Watching football fans watching the football
When it comes to the England job, there are many who believe Harry Redknapp’s widely-touted appointment to succeed Fabio Capello after next summer’s Euro 2012 finals to be a mere formality.
In light of this, it’s understandable that the words of Daniel Levy - Redknapp’s chairman at Tottenham – at the club’s annual general meeting last Tuesday were greeted with a measure of surprise in the media.
"Harry has 18 months left on his contract," Levy stated.
"We have had a conversation where it was said that, as far as Harry's concerned, he's very happy here and that he doesn't particularly want to consider England at the present time.
"We will worry about that situation if it arises in the summer."
Levy’s comments were generally portrayed as casting doubt on the common assertion that Redknapp to England is a ‘done deal’ – as indeed it probably is not yet – but in reality what he said was nothing new or even unexpected.
For his words constituted no more than a confirmation of Redknapp’s unwavering focus on the task in hand at White Hart Lane, albeit with the rather telling acknowledgment that the Spurs boss’ long-term future may well have to be assessed at the end of the season.

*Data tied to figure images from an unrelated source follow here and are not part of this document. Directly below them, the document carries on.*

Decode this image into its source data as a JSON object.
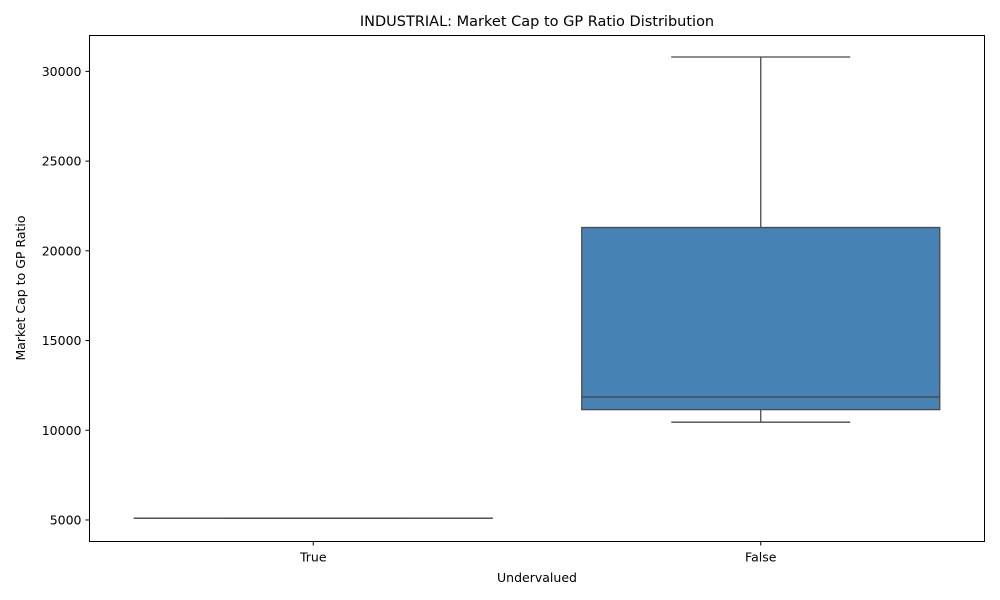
{
  "chart_data": {
    "type": "box",
    "title": "INDUSTRIAL: Market Cap to GP Ratio Distribution",
    "xlabel": "Undervalued",
    "ylabel": "Market Cap to GP Ratio",
    "ylim": [
      3800,
      32000
    ],
    "yticks": [
      5000,
      10000,
      15000,
      20000,
      25000,
      30000
    ],
    "grid": false,
    "color": "#4682b4",
    "categories": [
      "True",
      "False"
    ],
    "boxes": [
      {
        "category": "True",
        "min": 5100,
        "q1": 5100,
        "median": 5100,
        "q3": 5100,
        "max": 5100
      },
      {
        "category": "False",
        "min": 10450,
        "q1": 11150,
        "median": 11850,
        "q3": 21300,
        "max": 30800
      }
    ]
  }
}
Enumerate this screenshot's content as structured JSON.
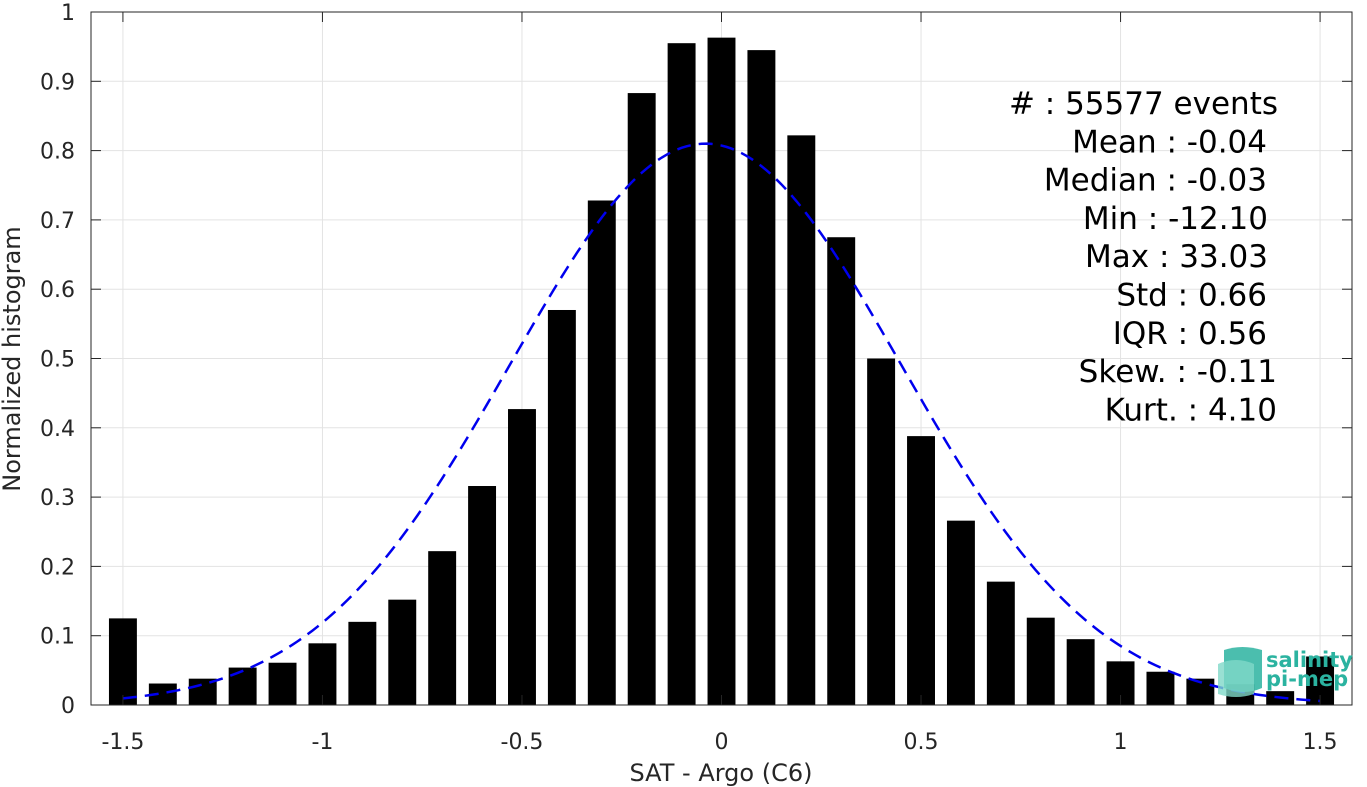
{
  "chart_data": {
    "type": "bar",
    "xlabel": "SAT - Argo (C6)",
    "ylabel": "Normalized histogram",
    "xlim": [
      -1.58,
      1.58
    ],
    "ylim": [
      0,
      1
    ],
    "xticks": [
      "-1.5",
      "-1",
      "-0.5",
      "0",
      "0.5",
      "1",
      "1.5"
    ],
    "xtick_values": [
      -1.5,
      -1,
      -0.5,
      0,
      0.5,
      1,
      1.5
    ],
    "yticks": [
      "0",
      "0.1",
      "0.2",
      "0.3",
      "0.4",
      "0.5",
      "0.6",
      "0.7",
      "0.8",
      "0.9",
      "1"
    ],
    "ytick_values": [
      0,
      0.1,
      0.2,
      0.3,
      0.4,
      0.5,
      0.6,
      0.7,
      0.8,
      0.9,
      1
    ],
    "grid": true,
    "bar_color": "#000000",
    "bars": {
      "x": [
        -1.5,
        -1.4,
        -1.3,
        -1.2,
        -1.1,
        -1.0,
        -0.9,
        -0.8,
        -0.7,
        -0.6,
        -0.5,
        -0.4,
        -0.3,
        -0.2,
        -0.1,
        0.0,
        0.1,
        0.2,
        0.3,
        0.4,
        0.5,
        0.6,
        0.7,
        0.8,
        0.9,
        1.0,
        1.1,
        1.2,
        1.3,
        1.4,
        1.5
      ],
      "values": [
        0.125,
        0.031,
        0.038,
        0.054,
        0.061,
        0.089,
        0.12,
        0.152,
        0.222,
        0.316,
        0.427,
        0.57,
        0.728,
        0.883,
        0.955,
        0.963,
        0.945,
        0.822,
        0.675,
        0.5,
        0.388,
        0.266,
        0.178,
        0.126,
        0.095,
        0.063,
        0.048,
        0.038,
        0.03,
        0.02,
        0.07
      ]
    },
    "fit_curve": {
      "style": "dashed",
      "color": "#0000ee",
      "mean": -0.04,
      "std": 0.49,
      "peak": 0.81,
      "x_range": [
        -1.5,
        1.5
      ]
    },
    "annotations": [
      "#  : 55577 events",
      "Mean : -0.04",
      "Median : -0.03",
      "Min : -12.10",
      "Max : 33.03",
      "Std : 0.66",
      "IQR : 0.56",
      "Skew. : -0.11",
      "Kurt. : 4.10"
    ]
  },
  "logo": {
    "line1": "salinity",
    "line2": "pi-mep",
    "color": "#2bb3a0"
  }
}
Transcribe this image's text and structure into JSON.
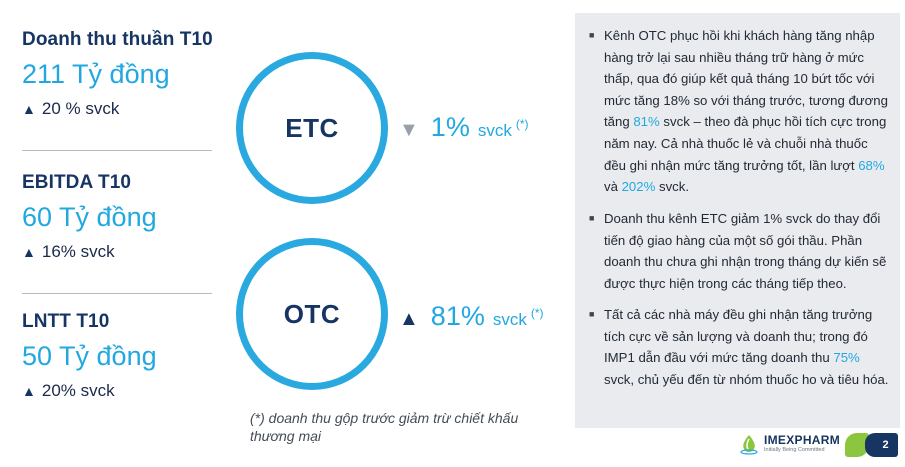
{
  "kpis": [
    {
      "title": "Doanh thu thuần T10",
      "value": "211 Tỷ đồng",
      "change": "20 % svck",
      "direction": "up"
    },
    {
      "title": "EBITDA T10",
      "value": "60 Tỷ đồng",
      "change": "16% svck",
      "direction": "up"
    },
    {
      "title": "LNTT T10",
      "value": "50 Tỷ đồng",
      "change": "20% svck",
      "direction": "up"
    }
  ],
  "channels": [
    {
      "name": "ETC",
      "growth": "1%",
      "unit": "svck",
      "note": "(*)",
      "direction": "down"
    },
    {
      "name": "OTC",
      "growth": "81%",
      "unit": "svck",
      "note": "(*)",
      "direction": "up"
    }
  ],
  "footnote": "(*) doanh thu gộp trước giảm trừ chiết khấu thương mại",
  "bullets": [
    {
      "segments": [
        {
          "t": "Kênh OTC phục hồi khi khách hàng tăng nhập hàng trở lại sau nhiều tháng trữ hàng ở mức thấp, qua đó giúp kết quả tháng 10 bứt tốc với mức tăng 18% so với tháng trước, tương đương tăng ",
          "h": false
        },
        {
          "t": "81%",
          "h": true
        },
        {
          "t": " svck – theo đà phục hồi tích cực trong năm nay. Cả nhà thuốc lẻ và chuỗi nhà thuốc đều ghi nhận mức tăng trưởng tốt, lần lượt ",
          "h": false
        },
        {
          "t": "68%",
          "h": true
        },
        {
          "t": " và ",
          "h": false
        },
        {
          "t": "202%",
          "h": true
        },
        {
          "t": " svck.",
          "h": false
        }
      ]
    },
    {
      "segments": [
        {
          "t": "Doanh thu kênh ETC giảm 1% svck do thay đổi tiến độ giao hàng của một số gói thầu. Phần doanh thu chưa ghi nhận trong tháng dự kiến sẽ được thực hiện trong các tháng tiếp theo.",
          "h": false
        }
      ]
    },
    {
      "segments": [
        {
          "t": "Tất cả các nhà máy đều ghi nhận tăng trưởng tích cực về sản lượng và doanh thu; trong đó IMP1 dẫn đầu với mức tăng doanh thu ",
          "h": false
        },
        {
          "t": "75%",
          "h": true
        },
        {
          "t": " svck, chủ yếu đến từ nhóm thuốc ho và tiêu hóa.",
          "h": false
        }
      ]
    }
  ],
  "logo": {
    "name": "IMEXPHARM",
    "tagline": "Initially Being Committed"
  },
  "page_number": "2",
  "icons": {
    "up": "triangle-up",
    "down": "triangle-down",
    "bullet": "square-bullet",
    "logo": "leaf-drop-icon"
  },
  "colors": {
    "accent": "#22a8e0",
    "navy": "#173563",
    "panel": "#e9ebee",
    "green": "#8cc63e"
  }
}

Primarily, Levy’s address aimed to reassure the club’s board, staff and fans that the on-the-field progress evident in Tottenham’s highly promising start to the campaign won’t be derailed by any off-the-field speculation – whether about Redknapp or prized assets Luka Modric and Gareth Bale, who he was also at pains to state will not be leaving in January.
In spite of these latest comments, it remains highly likely that Redknapp will be chosen as Capello’s replacement next summer, and that he will jump at the chance offered.
After all, there is reportedly a real appetite within the FA to ‘go native’ again with their choice after the expense and unpopularity of the stony-faced Italian, and Redknapp is widely considered the outstanding English candidate in terms of style and achievements.
Moreover, the former West Ham boss is, and always has been, fiercely patriotic. Having described the England job on numerous occasions as the "pinnacle" of a domestic manager’s career, it seems almost inconceivable that he would reject the chance to scale new heights.
That said, a man in Redknapp’s current situation would be entitled to have doubts about drinking from one of the most poisonous chalices in football.
Managing the Three Lions has been the making of few Englishmen over the years, and the undoing of many – just ask Graham Taylor, Kevin Keegan or Steve McClaren.
Taking the England job has become the biggest gamble a manager can take, and Redknapp has more to lose than most.
After beginning with relatively humble resources at Bournemouth and enduring 28 long, hard years in the unforgiving world of football management, he is finally in charge of a club capable of competing for top domestic honours on a consistent basis.
For Tottenham, fuelled by the spectacularly productive if not always entirely harmonious partnership of Levy and Redknapp, are most definitely a club on the rise.
The arrivals of Scott Parker, Emmanuel Adebayor and Brad Friedel have added real substance to a squad already among the most stylish in the land, and now a club which last season enjoyed a maiden Champions League campaign is beginning to dream of greater success this term, with Redknapp refusing to rule out a title challenge.
And it’s easy to see why. Spurs currently lie third in the Premier League, seven points behind leaders Manchester City with a game in hand. Last Sunday’s defeat away to Stoke ended a run of 11 league matches unbeaten and six consecutive league victories.
More impressive still is the manner in which this form has been achieved. Redknapp’s young and dynamic side have overrun most opponents with pace, guile and relentless attacking intent, gaining legions of neutral admirers in the process.
Spurs’ prospects this season look good and, if Levy’s determination to keep the club’s top stars remains steadfast, their longer term future is even more promising.
Now 64 and with an FA Cup triumph with Portsmouth in 2008 the only top level trophy to his name, Redknapp would be forgiven for wanting to stick around in north London long enough to enjoy the full fruits of his labour.
Such a refusal would be a hammer blow to an FA desperately seeking to regain some credibility after England’s calamitous showing at the 2010 World Cup in South Africa and the farcical nature of the failed bid to host the 2018 tournament.
But while the remarkable balance Redknapp appears to have struck between entertainment and results at Spurs is what has put him in pole position to become the next England manager, it also happens to be what may ultimately convince him to pass up the opportunity.
Regardless of his intentions, Harry will be hoping the FA knock on his door next July. Tottenham or England? Whatever the answer, it’s clear there are worse questions in life.